To an oven-dried Schlenk tube with a stir bar were sequentially added Cu(MeCN)₄PF₆ (0.01 mmol, 3.8 mg), L9 (0.012 mmol, 8.8 mg) and NaBAr^F₄ (0.012 mmol, 10.6 mg, white crystal) under argon atmosphere. After injecting toluene (1 mL) into the Schlenk tube, the mixture was stirred at 25 °C for 2 h. Then the mixture reaction was cooled to −20 °C, and N-propargyl ynamide 1 (0.1 mmol) in toluene (1 mL) was added into the reaction mixture dropwise. The progress of the reaction was monitored by TLC. Upon completion, the reaction mixture was directly purified by column chromatography on silica gel (eluent: PE/EtOAc) to afford the desired chiral cycloheptatriene 2.

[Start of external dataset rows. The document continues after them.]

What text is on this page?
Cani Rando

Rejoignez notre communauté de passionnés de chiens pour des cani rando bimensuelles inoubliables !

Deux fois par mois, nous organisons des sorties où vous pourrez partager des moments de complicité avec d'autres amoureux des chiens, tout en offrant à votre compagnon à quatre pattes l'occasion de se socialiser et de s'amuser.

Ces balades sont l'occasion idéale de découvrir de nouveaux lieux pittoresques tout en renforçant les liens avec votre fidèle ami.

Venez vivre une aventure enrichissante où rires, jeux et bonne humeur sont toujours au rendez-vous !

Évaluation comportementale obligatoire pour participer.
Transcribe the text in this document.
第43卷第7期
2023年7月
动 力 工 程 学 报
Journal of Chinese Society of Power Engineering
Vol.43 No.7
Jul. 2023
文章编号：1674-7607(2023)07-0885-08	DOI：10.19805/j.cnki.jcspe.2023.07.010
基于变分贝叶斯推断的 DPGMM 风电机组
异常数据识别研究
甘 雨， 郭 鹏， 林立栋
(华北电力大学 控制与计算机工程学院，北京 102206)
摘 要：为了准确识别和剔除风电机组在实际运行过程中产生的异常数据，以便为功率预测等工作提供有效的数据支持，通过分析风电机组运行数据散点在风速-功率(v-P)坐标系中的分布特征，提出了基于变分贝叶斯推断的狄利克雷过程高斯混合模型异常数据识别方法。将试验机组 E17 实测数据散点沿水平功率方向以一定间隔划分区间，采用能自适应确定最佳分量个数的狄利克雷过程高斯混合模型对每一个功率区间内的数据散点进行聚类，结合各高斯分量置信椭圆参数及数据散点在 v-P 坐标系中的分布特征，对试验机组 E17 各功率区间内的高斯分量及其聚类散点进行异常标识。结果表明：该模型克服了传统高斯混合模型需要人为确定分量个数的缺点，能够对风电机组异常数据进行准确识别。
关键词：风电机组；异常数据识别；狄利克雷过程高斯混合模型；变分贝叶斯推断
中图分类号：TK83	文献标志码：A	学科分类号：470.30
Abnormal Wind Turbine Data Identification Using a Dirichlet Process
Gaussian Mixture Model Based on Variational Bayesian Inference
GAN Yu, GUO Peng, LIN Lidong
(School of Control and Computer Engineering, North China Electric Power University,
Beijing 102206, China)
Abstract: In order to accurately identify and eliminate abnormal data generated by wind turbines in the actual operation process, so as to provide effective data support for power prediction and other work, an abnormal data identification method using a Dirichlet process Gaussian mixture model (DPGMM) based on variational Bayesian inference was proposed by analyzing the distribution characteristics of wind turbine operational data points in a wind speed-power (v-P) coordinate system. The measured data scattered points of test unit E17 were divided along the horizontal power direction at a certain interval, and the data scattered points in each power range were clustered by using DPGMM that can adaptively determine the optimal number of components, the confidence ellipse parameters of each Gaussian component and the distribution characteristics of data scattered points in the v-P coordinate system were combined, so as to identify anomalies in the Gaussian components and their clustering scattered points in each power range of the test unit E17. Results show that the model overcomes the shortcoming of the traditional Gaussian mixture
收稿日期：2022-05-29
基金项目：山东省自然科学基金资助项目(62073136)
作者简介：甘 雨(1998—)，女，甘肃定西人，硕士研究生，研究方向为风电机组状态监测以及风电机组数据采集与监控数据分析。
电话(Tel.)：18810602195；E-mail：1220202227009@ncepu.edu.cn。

General procedure for the synthesis of chiral tetracyclopropanes 4

To an oven-dried Schlenk tube with a stir bar were sequentially added Cu(MeCN)₄PF₆ (0.015 mmol, 5.7 mg), L12 (0.018 mmol, 15.0 mg) and NaBAr^F₄ (0.0018 mmol, 16.2 mg, white crystal) under argon atmosphere. After injecting 2-MeTHF (1.5 mL) into the Schlenk tube, the mixture was stirred at 25 °C for 2 h. Then the mixture reaction was cooled to 0 °C, and N-propargyl ynamide 3 (0.15 mmol) in 2-MeTHF (1.5 mL) was added into the reaction mixture dropwise. The progress of the reaction was monitored by TLC. Upon completion, the reaction mixture was concentrated under reduced pressure and purified by column chromatography on silica gel (eluent: PE/EtOAc) to afford the desired chiral benzonorcaradiene 4.

Author contributions

Y.X.Z., T.Q.H., X.Li. and B.Z. performed experiments. X.H. and X.Lu. designed the DFT calculations. L.G.L. performed the DFT calculations. L.W.Y. and Z.X. conceived and directed the project and wrote the paper. All authors discussed the results and commented on the manuscript.

Peer review

Peer review information

Nature Communications thanks Ruihan Wang, Yiming Wang, and the other, anonymous, reviewers for their contribution to the peer review of this work. A peer review file is available.

Data availability

Data for the crystal structures reported in this paper have been deposited at the Cambridge Crystallographic Data Centre (CCDC) under the deposition numbers 2301623 (2b), 2301624 (for 4 l) and 2301659 (for 5 g). Copies of these data can be obtained free of charge via www.ccdc.cam.ac.uk/data_request/cif. All other data supporting the findings of this study, including experimental procedures and compound characterization, are available within the paper and its Supplementary Information files or from the corresponding authors on request. The coordinates of the optimized structures in this study are provided in the Source Data file. Source data are provided with this paper.

Competing interests

The authors declare no competing interests.

Supplementary information

The online version contains supplementary material available at 10.1038/s41467-024-53605-7.